Wireless mesh networks advantages include:

  • Using fewer wires means it costs less to set up a network, particularly for large areas of coverage.
  • The more nodes you install, the bigger and faster your wireless network becomes.
  • They rely on the same WiFi standards (802.11a, b and g) already in place for most wireless networks.
  • They are convenient where Ethernet wall connections are lacking — for instance, in outdoor concert venues, warehouses or transportation settings.
  • They are useful for Non-Line-of-Sight (NLoS) network configurations where wireless signals are intermittently blocked. For example, in an
  • amusement park a Ferris wheel occasionally blocks the signal from a wireless access point. If there are dozens or hundreds of other nodes around, the mesh network will adjust to find a clear signal.
  • Mesh networks are “self configuring;” the network automatically incorporates a new node into the existing structure without needing any adjustments by a network administrator.
  • Mesh networks are “self healing,” since the network automatically finds the fastest and most reliable paths to send data, even if nodes are blocked or lose their signal.
  • Wireless mesh configurations allow local networks to run faster, because local packets don’t have to travel back to a central server.
  • Wireless mesh nodes are easy to install and uninstall, making the network extremely adaptable and expandable as more or less coverage is needed.

Switching and Routing


Routing and switching are the basic functions of network communication. Routing and Switching are different functions of network communications. The main differences between Routing and Switching are as below.

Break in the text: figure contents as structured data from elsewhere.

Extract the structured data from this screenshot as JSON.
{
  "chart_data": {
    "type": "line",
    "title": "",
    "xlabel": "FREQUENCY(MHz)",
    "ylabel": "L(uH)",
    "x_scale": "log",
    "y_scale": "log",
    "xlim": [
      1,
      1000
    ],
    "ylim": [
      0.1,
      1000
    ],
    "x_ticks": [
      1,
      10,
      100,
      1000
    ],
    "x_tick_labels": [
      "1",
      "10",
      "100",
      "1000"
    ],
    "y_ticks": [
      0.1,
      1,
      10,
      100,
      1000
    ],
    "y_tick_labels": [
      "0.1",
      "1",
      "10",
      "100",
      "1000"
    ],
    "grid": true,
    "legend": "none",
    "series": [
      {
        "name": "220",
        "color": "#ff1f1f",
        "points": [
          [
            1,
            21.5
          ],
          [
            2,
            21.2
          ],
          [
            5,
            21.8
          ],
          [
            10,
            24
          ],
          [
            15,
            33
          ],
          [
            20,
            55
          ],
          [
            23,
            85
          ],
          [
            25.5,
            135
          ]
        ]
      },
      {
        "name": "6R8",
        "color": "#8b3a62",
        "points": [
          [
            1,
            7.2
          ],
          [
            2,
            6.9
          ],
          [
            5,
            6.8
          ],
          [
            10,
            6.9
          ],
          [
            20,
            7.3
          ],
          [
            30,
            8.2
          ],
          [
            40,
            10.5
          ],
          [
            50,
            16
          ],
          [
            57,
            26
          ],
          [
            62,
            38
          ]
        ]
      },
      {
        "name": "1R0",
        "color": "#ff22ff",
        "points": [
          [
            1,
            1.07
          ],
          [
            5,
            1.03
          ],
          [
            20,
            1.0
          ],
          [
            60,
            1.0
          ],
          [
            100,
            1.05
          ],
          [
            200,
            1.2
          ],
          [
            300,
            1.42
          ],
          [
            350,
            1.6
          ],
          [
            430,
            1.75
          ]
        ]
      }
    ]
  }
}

The function of Switching is to switch data packets between devices on the same network (or same LAN – Local Area Network). The function of Routing is to Route packets between different networks (between different LANs – Local Area Networks).

Switches operate at Layer 2 of the OSI Model (Datalink Layer). A switch knows where to send a data packet by using Layer 2 addresses (MAC address – hardware address of a network adapter). A switch maintains a table of MAC addresses (MAC Address table or CAM Table) and what physical switch port they are connected to. The Switching function can be explained more simply that, Switching is the function of moving data packets (Ethernet Frames) within the same LAN (Local Area Network).

Routers operate at Layer 3 of the OSI Model (Network layer). A Router knows where to send a packet by using Network part of the destination IP address. A Router maintains a table called Routing Table and uses the routing table to determine the route to the destination network.